More worrying, high-tech exports, which account for 44% of industrial exports excluding diamonds, fell by an annualized 5.4% in February-April, after rising by an annualized 15% in the three preceding months.
In seasonally-adjusted figures, high-tech exports fell 33% between February and April. Mixed-high tech exports (36% of industrial exports) fell by an annualized 18% in February-April, driven by a 26% drop in exports of chemicals and chemical products.
"This is an emergency, which requires an immediate response to stem the slide. The responsibility for dealing with the crisis is on the shoulders of the government and the Bank of Israel," saidManufacturers Association of Israel president Zvika Oren. "So long as the shekel strengthens, industrial exports will continue to fall along with the competitiveness of the Israeli economy. Manufacturing in Israel will contract, costing jobs. Since the beginning of the year, almost 800 manufacturing employee have been fired. If nothing is done to stem the slide, the crisis will only worsen."
Oren again called on the government to take urgent action to restrain the shekel through massive purchases of dollars. He said that the government and the Bank of Israel should set the shekel-dollar exchange rate at NIS 3.80/$, similar to actions taken by the Czech Republic and Switzerland.
On Monday, Bank of Israel Market Operations Department director Andrew Abir, who is responsible for dollar purchases, hinted that the central bank would not change its current policy. "What is happening in the domestic foreign exchange market is only part of the picture. The international foreign exchange market is very volatile - its fluctuations are sometimes much sharper than those of the shekel/dollar rate. A business owner needs to consider precisely what currencies are relevant to his business, and what currencies are relevant to his competitors."
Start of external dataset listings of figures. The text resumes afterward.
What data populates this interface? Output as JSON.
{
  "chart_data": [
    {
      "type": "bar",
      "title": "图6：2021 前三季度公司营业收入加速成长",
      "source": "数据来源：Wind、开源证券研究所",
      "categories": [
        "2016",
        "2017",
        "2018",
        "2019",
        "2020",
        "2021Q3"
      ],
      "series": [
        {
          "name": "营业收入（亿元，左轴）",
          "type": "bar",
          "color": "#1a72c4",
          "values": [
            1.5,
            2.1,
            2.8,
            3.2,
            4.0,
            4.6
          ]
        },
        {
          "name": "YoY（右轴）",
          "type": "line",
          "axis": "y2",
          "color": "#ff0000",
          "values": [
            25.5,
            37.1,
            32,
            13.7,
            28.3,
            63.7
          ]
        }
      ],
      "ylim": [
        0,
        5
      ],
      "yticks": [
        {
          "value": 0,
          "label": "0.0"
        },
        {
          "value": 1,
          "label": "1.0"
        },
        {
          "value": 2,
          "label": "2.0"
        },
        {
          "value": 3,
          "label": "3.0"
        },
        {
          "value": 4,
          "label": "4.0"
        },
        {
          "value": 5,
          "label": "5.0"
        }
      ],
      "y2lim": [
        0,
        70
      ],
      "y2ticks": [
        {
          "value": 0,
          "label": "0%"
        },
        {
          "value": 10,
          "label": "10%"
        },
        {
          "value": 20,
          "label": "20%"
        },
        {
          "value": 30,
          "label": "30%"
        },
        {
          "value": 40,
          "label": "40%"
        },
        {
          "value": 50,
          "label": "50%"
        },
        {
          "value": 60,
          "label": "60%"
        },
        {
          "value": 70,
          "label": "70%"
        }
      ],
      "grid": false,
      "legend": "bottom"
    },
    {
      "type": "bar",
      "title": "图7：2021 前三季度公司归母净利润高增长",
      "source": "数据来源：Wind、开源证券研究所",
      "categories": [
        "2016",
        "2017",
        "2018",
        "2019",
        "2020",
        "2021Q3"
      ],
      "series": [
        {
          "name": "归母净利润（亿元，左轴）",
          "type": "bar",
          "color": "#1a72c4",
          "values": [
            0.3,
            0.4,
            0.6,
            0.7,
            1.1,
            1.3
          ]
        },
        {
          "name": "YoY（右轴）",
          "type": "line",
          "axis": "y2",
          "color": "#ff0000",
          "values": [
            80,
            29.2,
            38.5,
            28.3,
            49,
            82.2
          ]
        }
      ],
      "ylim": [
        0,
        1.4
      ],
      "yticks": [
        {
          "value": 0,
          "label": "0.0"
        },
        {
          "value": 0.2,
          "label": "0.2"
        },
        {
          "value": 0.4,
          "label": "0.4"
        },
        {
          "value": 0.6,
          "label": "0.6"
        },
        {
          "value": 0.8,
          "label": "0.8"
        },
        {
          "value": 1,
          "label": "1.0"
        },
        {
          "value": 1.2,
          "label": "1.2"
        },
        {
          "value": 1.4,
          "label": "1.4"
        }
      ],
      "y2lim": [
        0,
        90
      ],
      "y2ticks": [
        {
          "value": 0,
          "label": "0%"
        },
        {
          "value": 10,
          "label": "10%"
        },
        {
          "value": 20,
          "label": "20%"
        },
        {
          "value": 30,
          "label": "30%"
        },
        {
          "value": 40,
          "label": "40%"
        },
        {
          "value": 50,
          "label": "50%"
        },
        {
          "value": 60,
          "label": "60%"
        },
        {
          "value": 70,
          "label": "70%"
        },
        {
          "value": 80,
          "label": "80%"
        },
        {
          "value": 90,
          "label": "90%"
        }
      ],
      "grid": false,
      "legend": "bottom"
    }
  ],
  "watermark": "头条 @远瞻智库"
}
Bank of Israel officials told "Globes" last week that the strong shekel was a direct consequence of the dollar's weakness on international markets, and drew attention to the dollar-euro exchange rate. They again stressed that the reference point for setting policy is not the dollar, but the real effective exchange rate (the basket of currencies of Israel's trading partners), which has not changed much since August 2013.